Prime exceptionnelle de 1000 euros


Publié le 7 janvier 2019

 

Suite au mouvement des « gilets jaunes », le Président de la République a annoncé dans son allocution du 10 décembre 2018 des mesures exceptionnelles (1), dont plusieurs concernent les salariés et les employeurs. En particulier, il a créé une prime exceptionnelle dite « de pouvoir d’achat » et a avancé le calendrier de mise en place des nouvelles exonérations sur les heures supplémentaires au 1er janvier 2019.

Un projet de loi portant mesures d’urgence économiques et sociales, a été présenté et adopté en Conseil des ministres le 19 décembre 2018, puis adopté par le Parlement le 24 décembre et enfin publié au Journal Officiel le 26 décembre 2018 (Loi n°2018-1213 du 24 décembre 2018).

 

Création d’une « prime exceptionnelle de pouvoir d’achat »

Cette prime est une option, ouverte aux entreprises souhaitant verser une prime défiscalisée et exonérée de cotisations sociales. La prime est totalement exonérée dans la limite de 1.000€ / personne.

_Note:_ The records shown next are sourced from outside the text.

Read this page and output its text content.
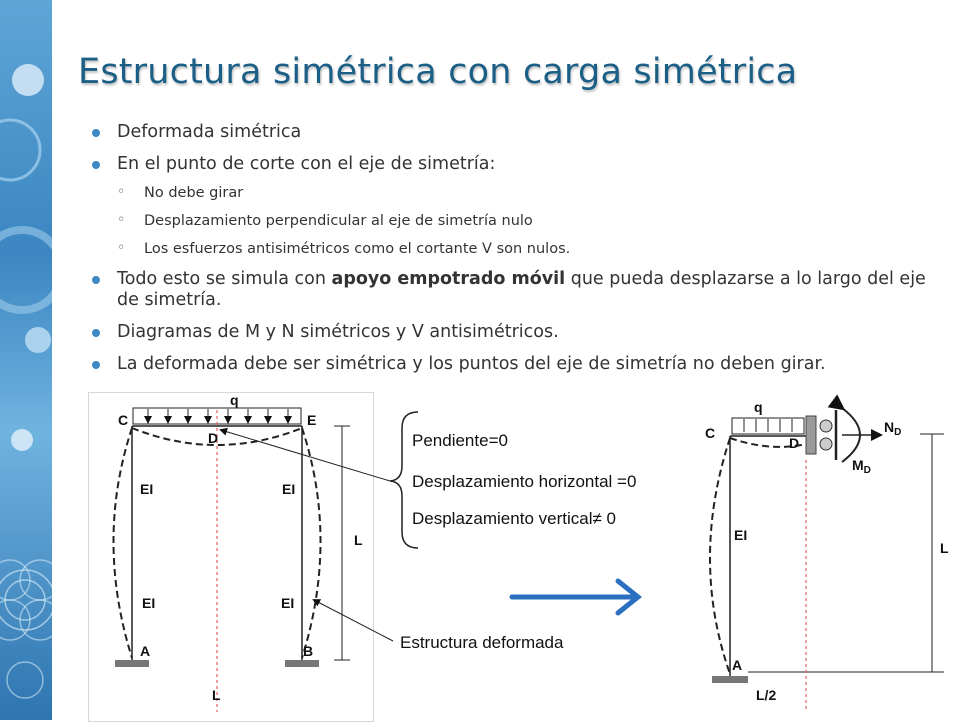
Estructura simétrica con carga simétrica
Deformada simétrica
En el punto de corte con el eje de simetría:
◦ No debe girar
◦ Desplazamiento perpendicular al eje de simetría nulo
◦ Los esfuerzos antisimétricos como el cortante V son nulos.
Todo esto se simula con apoyo empotrado móvil que pueda desplazarse a lo largo del eje de simetría.
Diagramas de M y N simétricos y V antisimétricos.
La deformada debe ser simétrica y los puntos del eje de simetría no deben girar.
q
C	E
D
EI	EI
EI	EI
A	B
L
L
Pendiente=0
Desplazamiento horizontal =0
Desplazamiento vertical≠ 0
Estructura deformada
q
C
D
$N_D$
$M_D$
EI
L
A
L/2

Elle doit être versée de façon collective, mais tous les salariés ne sont pas forcément concernés, et le montant peut être modulé entre les différents bénéficiaires.

 

1- Entreprises concernées

Les entreprises concernées par les exonérations attachées à la prime exceptionnelle de pouvoir d’achat sont :

• les employeurs remplissant l’obligation d’affiliation à l’assurance chômage ;
• les entreprises contrôlées majoritairement par l’Etat ou relevant d’établissement public à caractère industriel ou commercial (Epic), et les sociétés d’économie mixte (Sem) des collectivités territoriales ;
• les entreprises relevant de la branche des industries électriques et gazières (IEG) ;
• les chambres des métiers, les services industriel ou commercial gérés par les CCI, les chambres d’agriculture et de leurs établissements et services d’utilité agricole, au profit de leurs salariés non statutaires ;
• Orange (ex-France Télécom), y compris pour les fonctionnaires lorsqu’ils sont hors de la position d’activité de leur corps.

 

2- Salariés concernés par la prime exceptionnelle

La prime ne concerne pas tous les salariés, et plusieurs conditions ont été prévues par le texte de loi, excluant certains salariés du bénéfice de ladite prime :

2.1- Plafond de rémunération individuelle

La loi prévoit que les personnes éligibles sont celles ayant perçu en 2018 une rémunération brute inférieure à 3 fois le montant du SMIC annuel (soit 53 944,80 € pour un salarié à 35h / semaine). Selon l’Urssaf, « la rémunération inférieure à 3 fois le Smic pour un an sur la base de la durée annuelle implique une proratisation du Smic, notamment pour les salariés à temps partiel. » Ainsi, même si le texte ne parle pas explicitement de proratisation du plafond selon temps de travail, il conviendra, compte-tenu de la publication de l’Urssaf, d’être prudent pour l’octroi de prime à des salariés rémunérés plus de 3 x le smic et employés une partie de l’année 2018 seulement…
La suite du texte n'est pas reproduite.